Сам не понял, как потянулся к ней и коснулся подбородка — так осторожно, будто боялся оставить след. Глаза встретились. Он наклонился ближе… и губы едва тронули её губы — несмело, словно спрашивая разрешения.
Она не отшатнулась. Секунда неподвижности — и её ответ: лёгкое движение навстречу, чуть увереннее. Её губы, тёплые и трепетные, прижались к его, и этот миг вместил в себя и сомнение, и откровение.
Линфэн провёл ладонью по её щеке, задержался у виска, чувствуя, как бьётся её пульс. Она не спешила, не отводила взгляда — только смотрела на него, и в глазах отражалось нерушимое доверие.
Он притянул её ближе, обнял, и они опустились на постель, словно подхваченные одной и той же тёплой волной.
Утро Люй Цзиньфэна началось с нежданного гостя. Едва успел выйти из душа — на пороге уже стоял Байхэ, бледный, как свежий холст. Очевидная причина визита... И всё же он задержал дыхание на мгновение, прежде чем начать слушать.
— Лунцзян. Я хочу отказаться от титула Байхэ.
Цзиньфэн слегка наклонил голову, не выражая удивления.
— Я об этом думал, — размеренно ответил он. — Могу дать тебе задание. Особое. Пока будешь выполнять — не стану тебя тревожить. Поразмышляешь. А потом решишь.
Шаньу внимательно слушал. В нём мелькнула робкая надежда, будто рука нащупала дверную ручку в темноте.
— А если не передумаю? — вполголоса спросил он.
— Тогда позволю сменить имя, — ответил Люй Цзиньфэн. — Начнёшь с нуля. Но поклянись, что останешься верен Ордену. Что бы ни случилось — не предашь.
Лунцзян наблюдал, как Байхэ принимает решение. Тот внутренне сжался от странной лёгкости, с которой ему предложили выход. Байхэ не нуждался в напоминаниях о долге — он и так никогда бы не предал Орден. Но это... это было похоже на подарок. На то, чего не дают просто так.
— Я согласен, — сказал он. — Скажи, что за задание.
Лунцзян взглянул на него пристально, с той внимательной строгостью и, шагнув к гардеробной, заговорил:
— Поможешь ей встать. Научишь держать себя. Дашь основу. Она девочка — грубая сила Хошэня ей не подойдёт. Но твой стиль, как и техника Яошэня, будет для неё точнее. Линфэн тоже мог бы подойти… но время для его школы уже упущено. А ты знаешь всё: яды, лечение, принципы Ордена. Кто, если не ты?
Ян Шаньу нахмурился.
— Не хочу с ней возиться.
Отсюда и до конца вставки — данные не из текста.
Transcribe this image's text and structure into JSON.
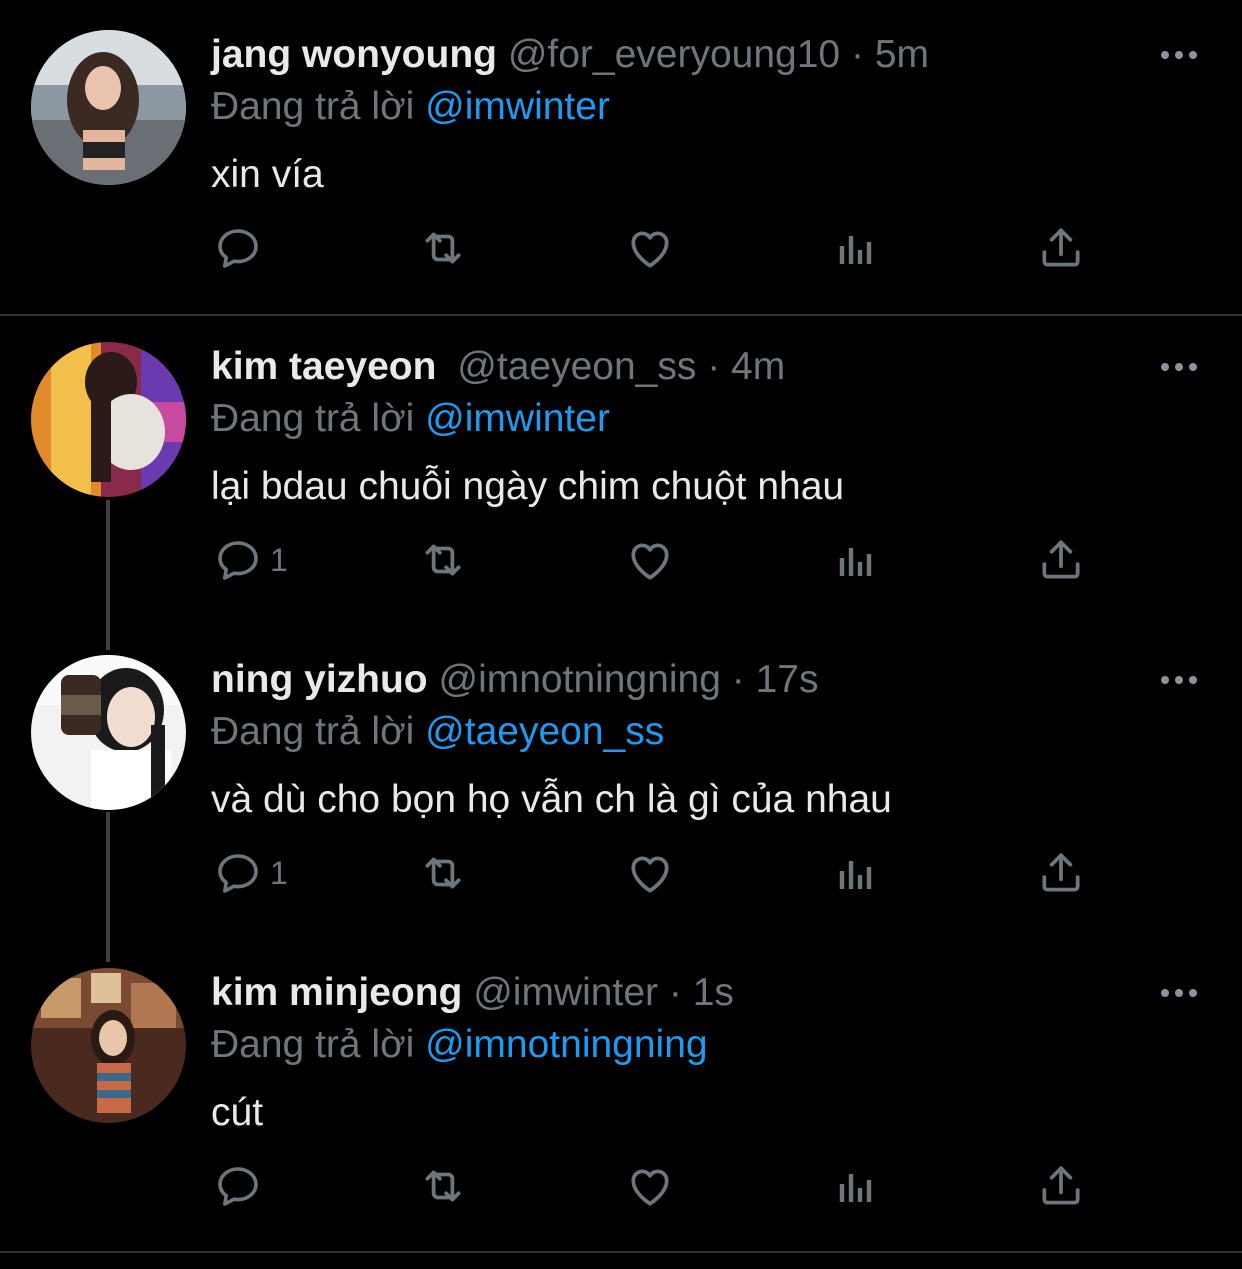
{
  "colors": {
    "background": "#000000",
    "text": "#e7e9ea",
    "secondary": "#6e767d",
    "mention": "#1d9bf0",
    "divider": "#2f3336"
  },
  "tweets": [
    {
      "name": "jang wonyoung",
      "handle": "@for_everyoung10",
      "separator": "·",
      "time": "5m",
      "replying_prefix": "Đang trả lời",
      "replying_to": "@imwinter",
      "text": "xin vía",
      "reply_count": "",
      "avatar_icon": "profile-photo"
    },
    {
      "name": "kim taeyeon",
      "handle": "@taeyeon_ss",
      "separator": "·",
      "time": "4m",
      "replying_prefix": "Đang trả lời",
      "replying_to": "@imwinter",
      "text": "lại bdau chuỗi ngày chim chuột nhau",
      "reply_count": "1",
      "avatar_icon": "profile-photo"
    },
    {
      "name": "ning yizhuo",
      "handle": "@imnotningning",
      "separator": "·",
      "time": "17s",
      "replying_prefix": "Đang trả lời",
      "replying_to": "@taeyeon_ss",
      "text": "và dù cho bọn họ vẫn ch là gì của nhau",
      "reply_count": "1",
      "avatar_icon": "profile-photo"
    },
    {
      "name": "kim minjeong",
      "handle": "@imwinter",
      "separator": "·",
      "time": "1s",
      "replying_prefix": "Đang trả lời",
      "replying_to": "@imnotningning",
      "text": "cút",
      "reply_count": "",
      "avatar_icon": "profile-photo"
    }
  ],
  "action_icons": [
    "reply-icon",
    "retweet-icon",
    "like-icon",
    "analytics-icon",
    "share-icon"
  ]
}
Да и какой из меня учитель?
— Понимаю, — ответил Люй Цзиньфэн. — Но послушай.
В гардеробной руки скользнули мимо повседневного твида — остановились на строгой шерстяной тройке с острыми лацканами. Идеально.
— Е Цзишэн, скорее всего, уже знает, что клан Чэнь остался без лидера. А если нет — скоро узнает. И будь на его месте я, начал с самого простого: подчинил бы их себе. А потом… взялся бы за тебя.
Зеркало показало Байхэ — хмурого с опущенным взором. Придвинулся ближе, пока их отражения не перекрыли друг друга.
— Потому что все знают, насколько близки ваши кланы. Он этого не упустит.
Люй Цзиньфэн стряхнул с плеч халат — шёлк скользнул по коже, оседая на стойке беззвучным облаком. Рубашка легла на тело холодком, брюки застегнулись одним движением.
— Ты понимаешь, почему он не тронул остальные кланы? Потому что пока вы нужны. А вот клан Лю уничтожили. Так, чтобы не осталось чистой крови. На восстановление уйдут десятилетия. Потому что клан Лю — самый опасный. Один Линфэн способен стереть любой клан с лица земли. И никто не поймёт, как именно это произошло. Никто.
Гематит коснулся манжет, как два черных зерна. Голос при этом был спокоен:
— Но самое страшное — они верные. До последнего дыхания. У них одна цель: служить клану Ли. Ни выгод, ни амбиций — только служение. А значит — они неуправляемы.
Люй остановился, давая Байхэ осмыслить. Пиджак сидел безупречно — как вторая кожа. Зеркало вернуло знакомый образ: холодные глаза, жёсткий подбородок.
— Мэйлин кажется мягким. Глуповатым. Но даже я не всегда смею перечить. Не потому, что он страшен — а потому что не играет. Он не знает слов «политика», «компромисс». Только «долг». Таких не перевербовать. Только уничтожить.
Из груди вырвался вздох.
— Потому и удар пришёл по ним. Именно по ним. Вспомни бои. Когда началась резня, противник не растекался — они сжались, перегруппировались и пошли гасить Лю. Тебя с Мояо бросили не из страха. Это было тактическое и расчётливое решение.
Байхэ прокручивал в голове те события. Резкая тень пробежала по скуле, будто под кожей шевельнулось что-то живое.
— Линфэну повезло, — снова заговорил Люй Цзиньфэн. — Он выжил только потому, что вовремя узнал о нападении. Ушёл с поля боя. Если бы остался, то лежал бы там же, где и остальные. И клан Лю перестал бы существовать.
Повернулся, не спеша, будто дослушав внутри себя ещё один довод.
— Но ты понимаешь: его не оставят. Это только вопрос времени. Я бы не стал ждать прямого удара. Я бы подставил. Развёл Ван и Лю. Посеял сомнения. Вбил клин между Сюй и Чжан. Подтолкнул меня — усомниться в тебе. Этого бы хватило.
Слова оборвались, как обрыв нити. Пауза затянулась. Глубокая, как перед шагом в пустоту.
— Орден бы пал.
Всё тело Байхэ стало внезапно неподвижным — будто воздух вокруг загустел, а время замедлилось.
— Думаешь?
— Я знаю, — сказал Распорядитель и сел, сцепив пальцы. — Я ему уступаю. Нас было десять, осталось шесть. Я, ты, Хошэнь, Линфэн. Если понадобится — подключатся Тяньшу и Уцзи. Но это уже не война. Это выживание.
Молчание повисло над ними глухим колоколом.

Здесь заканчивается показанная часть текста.